不壊の槍は折られましたが、何か?

ミステリ書評家のブログのはずだが……。

NHK交響楽団第1707回定期演奏会

15時〜 NHKホール

  1. ラフマニノフ:ピアノ協奏曲第3番ニ短調op.30
  2. (アンコール)グリーグ:抒情小曲集第5集op.54-2《ノルウェーの農民行進曲》
  3. チャイコフスキー交響曲第5番ホ短調op.64

 前半のラフマニノフは、曲はどうしようもなくロマンティックでドラマティック、あざといぐらい技巧的と、色々な意味で派手でケレンたっぷりなんですが、演奏者側はピアニストも指揮者もケレンとは無縁な人なので、そのミスマッチ感がとても面白かったです。ヴィルトゥオーゾならこれ見よがしにカッコよく弾く所も、アンスネスはすとすとさくさく進み、透明な音色で楽曲をすっきり爽快にまとめ上げていく。

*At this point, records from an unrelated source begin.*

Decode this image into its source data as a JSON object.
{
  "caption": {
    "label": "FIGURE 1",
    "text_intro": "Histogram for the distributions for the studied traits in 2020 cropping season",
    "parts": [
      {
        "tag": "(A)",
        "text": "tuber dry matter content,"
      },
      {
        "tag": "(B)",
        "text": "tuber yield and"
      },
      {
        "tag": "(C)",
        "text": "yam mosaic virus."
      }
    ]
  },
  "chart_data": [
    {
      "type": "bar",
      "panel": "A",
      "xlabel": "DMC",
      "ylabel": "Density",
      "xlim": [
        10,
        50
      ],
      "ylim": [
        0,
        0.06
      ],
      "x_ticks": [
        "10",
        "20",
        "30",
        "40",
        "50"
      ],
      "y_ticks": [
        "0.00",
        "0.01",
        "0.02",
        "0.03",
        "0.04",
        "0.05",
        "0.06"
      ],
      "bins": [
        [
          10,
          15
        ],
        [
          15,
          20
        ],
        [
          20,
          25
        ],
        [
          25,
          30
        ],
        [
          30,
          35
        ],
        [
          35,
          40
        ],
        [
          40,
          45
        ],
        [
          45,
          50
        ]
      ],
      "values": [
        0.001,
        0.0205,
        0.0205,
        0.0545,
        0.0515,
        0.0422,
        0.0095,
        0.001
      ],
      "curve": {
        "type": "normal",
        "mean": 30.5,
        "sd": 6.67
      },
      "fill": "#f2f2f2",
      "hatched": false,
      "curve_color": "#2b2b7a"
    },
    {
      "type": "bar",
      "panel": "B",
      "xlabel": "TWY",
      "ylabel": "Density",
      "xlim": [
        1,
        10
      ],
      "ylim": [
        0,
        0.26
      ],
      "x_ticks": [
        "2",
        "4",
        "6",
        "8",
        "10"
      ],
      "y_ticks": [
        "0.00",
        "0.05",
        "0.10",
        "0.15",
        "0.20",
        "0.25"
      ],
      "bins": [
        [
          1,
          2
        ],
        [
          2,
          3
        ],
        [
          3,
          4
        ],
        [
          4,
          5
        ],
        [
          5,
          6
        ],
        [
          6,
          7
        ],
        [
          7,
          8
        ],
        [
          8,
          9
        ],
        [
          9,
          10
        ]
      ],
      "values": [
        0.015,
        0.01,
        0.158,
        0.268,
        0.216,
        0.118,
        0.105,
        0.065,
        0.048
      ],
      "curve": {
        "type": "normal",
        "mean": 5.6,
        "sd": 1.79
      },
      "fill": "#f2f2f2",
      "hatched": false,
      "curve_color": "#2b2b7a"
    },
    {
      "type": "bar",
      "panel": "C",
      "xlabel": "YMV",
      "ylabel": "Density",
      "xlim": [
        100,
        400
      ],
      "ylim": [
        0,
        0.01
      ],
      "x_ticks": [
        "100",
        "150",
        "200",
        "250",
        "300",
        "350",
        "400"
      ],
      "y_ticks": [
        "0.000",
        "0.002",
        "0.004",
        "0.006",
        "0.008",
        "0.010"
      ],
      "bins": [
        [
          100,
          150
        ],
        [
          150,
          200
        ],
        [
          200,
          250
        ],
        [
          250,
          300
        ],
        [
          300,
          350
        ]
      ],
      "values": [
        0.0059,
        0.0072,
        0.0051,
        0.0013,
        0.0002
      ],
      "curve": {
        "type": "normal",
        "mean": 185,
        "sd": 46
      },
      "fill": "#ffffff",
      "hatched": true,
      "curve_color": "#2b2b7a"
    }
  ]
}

新鮮で良かったです。問題はオケが若干鈍かったこと。ブロムシュテットが身体全体を大きく揺らした時には結構いいサウンド出してましたが、基本的にドスドス音を出していて、流れるように音楽を紡ぐピアニストとは悪い意味でミスマッチでした。もちろんしっかり弾けてはいたんですが……。ソロ・アンコールのグリーグはさすがにお手の物の出来栄え。抒情小曲集だけで組んだプログラムをリサイタルで弾いてくれないかなあ。モンポウでもいいけど。
 後半のチャイコフスキーは、先日のドヴォルザークと同じく、純音楽的で新鮮なアプローチ。まっさらな目で楽譜を読んで演奏したらこうなりました、という感じの演奏で、いわゆる「チャイコフスキーのメランコリー」辺りは綺麗に吹き飛ばされており、無国籍風味の音楽作りは結構高貴な雰囲気をまとっていました。ドヴォルザークでは第三楽章とフィナーレをブルックナーっぽいと感じましたが、チャイコフスキーでは逆に第一楽章と第二楽章でブルックナーっぽい響きが頻出。弦楽器の絶妙なブレンド具合もそうだけれど、特に木管の活かし方が完全にブルックナーのそれ。ポエマー(笑)的な表現をお許しいただければ、大自然の中の鳥の囀りって感じでござった。なお第三楽章とフィナーレでぶるっくなーを感じなかったのは、演奏様式が変わったわけじゃなく、単純に楽曲の特徴上どうあがいてもブルックナーにならないからだと思います。第三楽章なんかワルツだものねえ。フィナーレは一応勝利の凱歌だし。NHK交響楽団は、後半は持ち味をプラスに転向させて、いいプレーを披露していたように思います。多少の瑕はありましたが、まあこれは実演だし、気にならないレベルだったのでOK。今日もよく鳴ってました。
 ……これで、チャイコフスキーのフィナーレ、例のパウゼで起きたあの拍手さえなければなあ。楽章どころか曲の真っ最中だからなあ。フライングなんて生易しいもんじゃない。知らない曲なのに、どうして真っ先に拍手始めようとするかね。和声進行上あの箇所で終わるのは明らかに変なのにそれすらわかってないわけで、どうしようもない人間が紛れ込んでいたようです。演奏が素晴らしかっただけに残念。ただし演奏者は拍手にもめげず、その後のコーダでもテンションを維持しておりました。さすがプロ。